Apa yang didiskusikan pada “Kita Tidak Hidup di Planet Berbeda: Temu Pikir Ruang Sipil dan Aktivisme Iklim”, relevan dengan temuan Studi Baseline Connect, Defend, Act! (CDA) yang menemukan bahwa rerata aktivisme iklim sering kali beroperasi”titik destruksi” (points of destruction)[1] seperti desa, lahan pertanian, dan hutan, di mana perlawanan terhadap perampasan lahan dan eksploitasi lingkungan berlangsung. Upaya-upaya aktivisme dihadapkan pada tantangan struktural, termasuk kebijakan pemerintah yang mendukung ekstraktivisme dan penyusutan ruang gerak sipil melalui serangan fisik, pelecehan yudisial, dan intimidasi digital. 
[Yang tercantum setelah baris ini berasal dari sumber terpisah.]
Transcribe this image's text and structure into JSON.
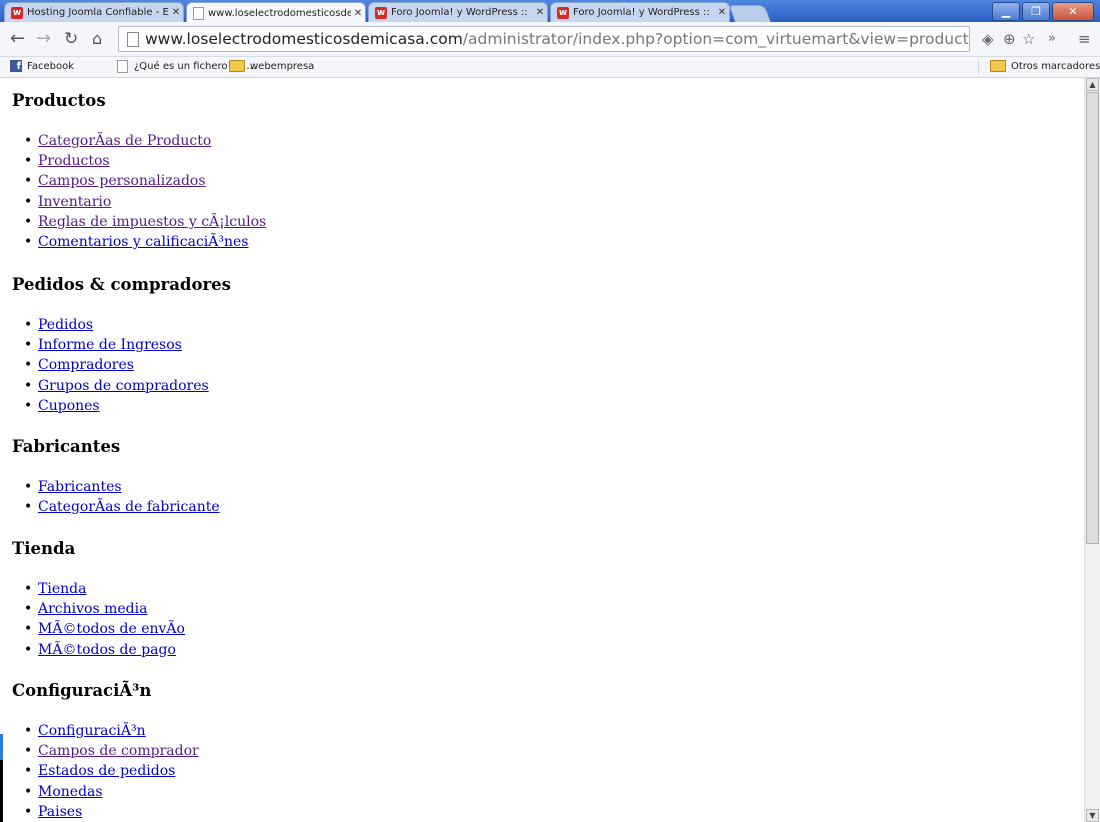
{
  "browser": {
    "tabs": [
      {
        "title": "Hosting Joomla Confiable - E",
        "icon": "webempresa-icon",
        "active": false
      },
      {
        "title": "www.loselectrodomesticosde",
        "icon": "page-icon",
        "active": true
      },
      {
        "title": "Foro Joomla! y WordPress ::",
        "icon": "webempresa-icon",
        "active": false
      },
      {
        "title": "Foro Joomla! y WordPress ::",
        "icon": "webempresa-icon",
        "active": false
      }
    ],
    "url_domain": "www.loselectrodomesticosdemicasa.com",
    "url_path": "/administrator/index.php?option=com_virtuemart&view=product",
    "bookmarks": [
      {
        "label": "Facebook",
        "icon": "facebook-icon"
      },
      {
        "label": "¿Qué es un fichero de ...",
        "icon": "page-icon"
      },
      {
        "label": "webempresa",
        "icon": "folder-icon"
      }
    ],
    "other_bookmarks": "Otros marcadores"
  },
  "sections": [
    {
      "title": "Productos",
      "links": [
        {
          "label": "CategorÃas de Producto",
          "visited": true
        },
        {
          "label": "Productos",
          "visited": true
        },
        {
          "label": "Campos personalizados",
          "visited": true
        },
        {
          "label": "Inventario",
          "visited": true
        },
        {
          "label": "Reglas de impuestos y cÃ¡lculos",
          "visited": true
        },
        {
          "label": "Comentarios y calificaciÃ³nes",
          "visited": false
        }
      ]
    },
    {
      "title": "Pedidos & compradores",
      "links": [
        {
          "label": "Pedidos",
          "visited": false
        },
        {
          "label": "Informe de Ingresos",
          "visited": false
        },
        {
          "label": "Compradores",
          "visited": false
        },
        {
          "label": "Grupos de compradores",
          "visited": false
        },
        {
          "label": "Cupones",
          "visited": false
        }
      ]
    },
    {
      "title": "Fabricantes",
      "links": [
        {
          "label": "Fabricantes",
          "visited": false
        },
        {
          "label": "CategorÃas de fabricante",
          "visited": false
        }
      ]
    },
    {
      "title": "Tienda",
      "links": [
        {
          "label": "Tienda",
          "visited": false
        },
        {
          "label": "Archivos media",
          "visited": false
        },
        {
          "label": "MÃ©todos de envÃo",
          "visited": false
        },
        {
          "label": "MÃ©todos de pago",
          "visited": false
        }
      ]
    },
    {
      "title": "ConfiguraciÃ³n",
      "links": [
        {
          "label": "ConfiguraciÃ³n",
          "visited": false
        },
        {
          "label": "Campos de comprador",
          "visited": true
        },
        {
          "label": "Estados de pedidos",
          "visited": false
        },
        {
          "label": "Monedas",
          "visited": false
        },
        {
          "label": "Paises",
          "visited": false
        }
      ]
    }
  ],
  "colors": {
    "link": "#0000cc",
    "visited_link": "#551a8b",
    "titlebar": "#2a5fc4"
  }
}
Untuk melawan tren ini, strategi seperti membangun kapasitas komunitas lokal, mendukung inisiatif akar rumput, dan menjalin aliansi lintas sektor menjadi prioritas. Pendekatan ini memungkinkan masyarakat sipil untuk tidak hanya mempertahankan ruang ekologis mereka tetapi juga menumbuhkan solidaritas yang mendukung advokasi iklim secara berkelanjutan.
Pada akhirnya, keterhubungan ruang sipil dan aktivisme iklim menuntut pendekatan yang memadukan etika kepedulian, solidaritas lintas wilayah, dan kemampuan untuk mengintegrasikan perspektif lokal dan global. Inilah kunci untuk melawan eksploitasi lingkungan, memperkuat suara komunitas lokal, dan memperluas dampak gerakan iklim di tingkat yang lebih luas.
Tak padam dan malah berlipat ganda, semangat ini muncul di dalam diskusi ini dan mengantarkan masyarakat sipil dan aktivis untuk terus memperjuangkan hak-hak kita untuk aman dari dampak krisis iklim.
***
Lengkapnya mengenai studi Studi Baseline Connect, Defend, Act! (CDA), dapat diunduh di: https://humanis.foundation/publication/adu-jitu-melawan-otokrat/ (Bahasa Indonesia) dan https://humanis.foundation/publication/outsmarting-and-outlasting-autocratic-actors/ (Bahasa Inggris)
—-
[1] Titik Intervensi atau Points of Intervention adalah sebuah kerangka konseptual dari Studi Nirkekerasan yang memetakan titik-titik dalam sistem yang perlu disasar guna melumpuhkan lawan, yaitu titik produksi, titik destruksi, titik konsumsi, titik keputusan, titik asumsi, dan titik peluang (lihat Reinsborough & Canning 2017).